Optimization of fracture toughness in 3D-printed parts: Experiments and numerical simulations

Abstract

Since additive manufacturing (AM) has been utilized for production of functional end-use parts, the mechanical behavior of the additively manufactured parts is a crucial issue. In the present study, compact tension (CT) test is conducted on 3D-printed polymer parts which are fabricated based on the fused deposition modeling (FDM) technique. Considering the influence of the printing parameters on the mechanical performance of the parts, the specimens are fabricated under different printing parameters. In detail, CT specimens are printed with +45°/−45° and 0°/90° filament directions and 0.2 and 0.5 mm layer thicknesses at printing speed of 20 mm/s and 70 mm/s. Based on the CT tests, the fracture behavior of the parts are investigated and their fracture toughness are determined.
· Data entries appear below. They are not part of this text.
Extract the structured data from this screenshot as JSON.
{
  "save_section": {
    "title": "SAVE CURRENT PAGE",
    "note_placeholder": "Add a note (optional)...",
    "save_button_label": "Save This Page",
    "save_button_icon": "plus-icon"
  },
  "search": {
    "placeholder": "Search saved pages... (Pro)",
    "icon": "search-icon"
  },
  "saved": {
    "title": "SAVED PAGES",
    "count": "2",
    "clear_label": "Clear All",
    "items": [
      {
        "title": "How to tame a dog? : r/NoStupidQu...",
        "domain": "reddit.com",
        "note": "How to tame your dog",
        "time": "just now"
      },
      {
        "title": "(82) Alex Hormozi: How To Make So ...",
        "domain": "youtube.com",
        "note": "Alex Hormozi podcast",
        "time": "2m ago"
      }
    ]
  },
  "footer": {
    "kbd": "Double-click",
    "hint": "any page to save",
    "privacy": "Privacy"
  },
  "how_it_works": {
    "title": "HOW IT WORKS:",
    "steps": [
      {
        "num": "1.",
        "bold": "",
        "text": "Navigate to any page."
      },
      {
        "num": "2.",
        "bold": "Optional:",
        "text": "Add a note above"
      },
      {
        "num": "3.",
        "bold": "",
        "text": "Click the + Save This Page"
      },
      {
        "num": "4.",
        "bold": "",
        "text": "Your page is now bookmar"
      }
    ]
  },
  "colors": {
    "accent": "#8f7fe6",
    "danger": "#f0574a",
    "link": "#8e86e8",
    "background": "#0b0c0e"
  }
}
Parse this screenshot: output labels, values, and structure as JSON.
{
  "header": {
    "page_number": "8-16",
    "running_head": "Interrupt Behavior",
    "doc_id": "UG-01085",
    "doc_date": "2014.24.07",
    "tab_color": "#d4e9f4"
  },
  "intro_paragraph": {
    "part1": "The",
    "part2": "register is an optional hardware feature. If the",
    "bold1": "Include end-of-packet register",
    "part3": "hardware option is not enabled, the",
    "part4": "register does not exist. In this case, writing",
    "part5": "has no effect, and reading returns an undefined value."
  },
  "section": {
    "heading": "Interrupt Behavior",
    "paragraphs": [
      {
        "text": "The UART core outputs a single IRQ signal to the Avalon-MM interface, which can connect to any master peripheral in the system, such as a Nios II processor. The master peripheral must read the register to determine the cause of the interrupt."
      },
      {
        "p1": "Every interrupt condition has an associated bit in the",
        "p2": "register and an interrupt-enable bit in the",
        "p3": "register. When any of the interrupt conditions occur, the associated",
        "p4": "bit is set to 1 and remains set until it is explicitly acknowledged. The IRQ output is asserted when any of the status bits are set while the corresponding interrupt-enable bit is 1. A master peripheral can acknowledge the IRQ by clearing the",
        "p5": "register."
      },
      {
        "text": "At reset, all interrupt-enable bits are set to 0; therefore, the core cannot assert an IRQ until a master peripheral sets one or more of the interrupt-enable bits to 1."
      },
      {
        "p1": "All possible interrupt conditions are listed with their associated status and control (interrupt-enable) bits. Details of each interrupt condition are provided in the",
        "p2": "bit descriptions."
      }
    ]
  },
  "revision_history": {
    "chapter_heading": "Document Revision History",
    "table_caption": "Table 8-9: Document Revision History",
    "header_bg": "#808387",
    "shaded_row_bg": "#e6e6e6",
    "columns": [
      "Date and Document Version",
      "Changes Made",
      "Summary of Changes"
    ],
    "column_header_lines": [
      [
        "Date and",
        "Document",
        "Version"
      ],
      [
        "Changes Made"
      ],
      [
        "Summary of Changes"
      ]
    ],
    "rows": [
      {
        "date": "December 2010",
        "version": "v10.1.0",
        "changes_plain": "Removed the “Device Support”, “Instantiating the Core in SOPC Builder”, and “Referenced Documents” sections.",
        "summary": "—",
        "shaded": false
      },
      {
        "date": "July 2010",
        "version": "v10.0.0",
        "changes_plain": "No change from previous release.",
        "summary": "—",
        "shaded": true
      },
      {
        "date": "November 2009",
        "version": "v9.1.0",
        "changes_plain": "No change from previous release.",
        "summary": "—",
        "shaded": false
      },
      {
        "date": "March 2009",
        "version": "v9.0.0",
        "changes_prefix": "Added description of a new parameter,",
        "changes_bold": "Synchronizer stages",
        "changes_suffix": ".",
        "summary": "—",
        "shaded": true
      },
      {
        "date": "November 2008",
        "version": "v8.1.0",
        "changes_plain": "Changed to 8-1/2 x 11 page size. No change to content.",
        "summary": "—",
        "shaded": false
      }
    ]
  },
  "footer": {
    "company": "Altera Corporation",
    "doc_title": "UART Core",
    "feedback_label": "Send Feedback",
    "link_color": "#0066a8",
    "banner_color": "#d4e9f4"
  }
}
In addition, digital image correlation technique is used to determine the strain fields on the surface of the CT specimens. Moreover, a series of finite element analysis is performed to study the mechanical behavior of modeled parts. Additionally, scanning electron microscopic investigation is performed for visual examination of the fractured components. According to the results, optimum printing parameters for maximizing the mechanical properties are determined. Due to the wide applications of the FDM 3D-printed parts, the documented results are beneficial for fabrication of parts with a higher mechanical strength.